Martin Davin

Personal information
- Full name: Martin Davin
- Date of birth: 5 May 1905
- Place of birth: Dumbarton, Scotland
- Date of death: 9 November 1957 (aged 52)
- Place of death: Romford, England
- Height: 5 ft 8+1⁄2 in (1.74 m)
- Position(s): Inside Right

Youth career
- 0000–1925: Old Kilpatrick
- 1925–1926: Vale of Clyde

Senior career*
- Years: Team / Apps / (Gls)
- 1926–1927: Dumbarton / 32 / (6)
- 1927–1930: Bury / 38 / (8)
- 1930: Bolton Wanderers / 3 / (0)
- 1930–1931: Hull City / 8 / (1)
- 1931–1932: Yeovil and Petters United
- 1932–1933: Airdrieonians
- 1933–1934: Clapton Orient / 15 / (2)
- 1934–1935: Ashford

= Martin Davin =

Scottish footballer

Martin Davin (5 May 1905 – 9 November 1957) was a Scottish footballer who played in the Scottish Football League for Dumbarton and Airdrieonians, and in the English Football League for Bury, Bolton Wanderers, Hull City and Clapton Orient.

==Career==
Davin played at Scottish junior league level for Old Kilpatrick of the Scottish Junior League Western Section and then Vale of Clyde of the Glasgow Junior League before, in the summer of 1926 signing with senior level club Dumbarton of the Scottish League Second Division. A year later in August 1927 Davin was transferred to English League First Division club Bury for a £300 fee plus £200 performance related fee. Dumbarton had previously agreed with the Vale of Clyde club to pay them £50 of the transfer fee but this was blocked by the Scottish Football Association which gave rise to legal proceedings, subsequently settled by an agreement.

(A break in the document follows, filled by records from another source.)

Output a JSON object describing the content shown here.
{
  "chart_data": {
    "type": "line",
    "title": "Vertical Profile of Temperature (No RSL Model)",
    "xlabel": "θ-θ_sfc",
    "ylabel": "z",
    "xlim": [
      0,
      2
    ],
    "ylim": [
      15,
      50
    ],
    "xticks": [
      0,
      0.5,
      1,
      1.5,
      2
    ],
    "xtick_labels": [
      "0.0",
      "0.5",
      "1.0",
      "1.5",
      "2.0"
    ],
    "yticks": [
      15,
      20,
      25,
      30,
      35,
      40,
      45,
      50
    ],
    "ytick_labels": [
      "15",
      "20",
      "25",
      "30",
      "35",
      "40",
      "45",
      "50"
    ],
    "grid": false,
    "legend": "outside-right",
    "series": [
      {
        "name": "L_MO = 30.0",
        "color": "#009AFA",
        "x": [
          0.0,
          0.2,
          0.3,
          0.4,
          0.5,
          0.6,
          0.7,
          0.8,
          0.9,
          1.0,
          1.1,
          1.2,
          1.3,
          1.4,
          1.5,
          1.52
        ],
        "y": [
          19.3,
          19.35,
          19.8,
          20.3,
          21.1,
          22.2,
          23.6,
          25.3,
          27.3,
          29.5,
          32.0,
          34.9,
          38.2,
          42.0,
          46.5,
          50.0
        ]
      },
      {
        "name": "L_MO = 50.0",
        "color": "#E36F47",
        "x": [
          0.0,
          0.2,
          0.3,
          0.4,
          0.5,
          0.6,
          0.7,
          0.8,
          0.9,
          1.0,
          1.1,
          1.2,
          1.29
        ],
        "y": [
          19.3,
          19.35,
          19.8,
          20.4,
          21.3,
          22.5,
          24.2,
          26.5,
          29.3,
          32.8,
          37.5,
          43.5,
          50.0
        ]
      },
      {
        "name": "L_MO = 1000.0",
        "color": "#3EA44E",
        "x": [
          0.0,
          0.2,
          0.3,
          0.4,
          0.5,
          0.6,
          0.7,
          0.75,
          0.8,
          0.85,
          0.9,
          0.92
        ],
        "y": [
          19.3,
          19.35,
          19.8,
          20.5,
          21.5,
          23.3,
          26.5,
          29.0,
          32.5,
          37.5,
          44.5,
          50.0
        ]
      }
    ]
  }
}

In Davin's first two seasons with Bury he made 15 appearances scoring four goals; in the third 1929–30 season, following the team's relegation to the Second Division, he played in 23 matches notching four goals. In May 1930 Davin signed for First Division club Bolton Wanderers but three months into the season he was transferred to Third Division North club Hull City where he played for the remainder of the 1930–31 season.

Following the part-season with Hull, Davin signed with Yeovil and Petters United who had just been elected (after a season's absence) back into the Southern League. That season, 1931–32, Yeovil and Petters United were winners of the Southern League Western Division and additionally were runners-up in the supplementary league in which they competed, the Western League. During the summer of 1932 Davin, for whom Hull City had retained his Football League registration, endeavoured to get them to reduce the transfer fee they were asking for him – with partial success. In October 1932, two months after the start of the season Davin moved back to Scotland when he joined Airdrieonians of the Scottish League First Division for the rest of the 1932–33 season.

Airdrieonians placed Davin on their open-to-transfer list at the end of the campaign and after a single season in Scotland he returned to England and signed with Third Division South team Clapton Orient. He played in 15 matches, scoring twice, for "The Os" during the 1933–34 season following which he played with Clapton's nursery team, Ashford, for the 1934–35 Kent League season.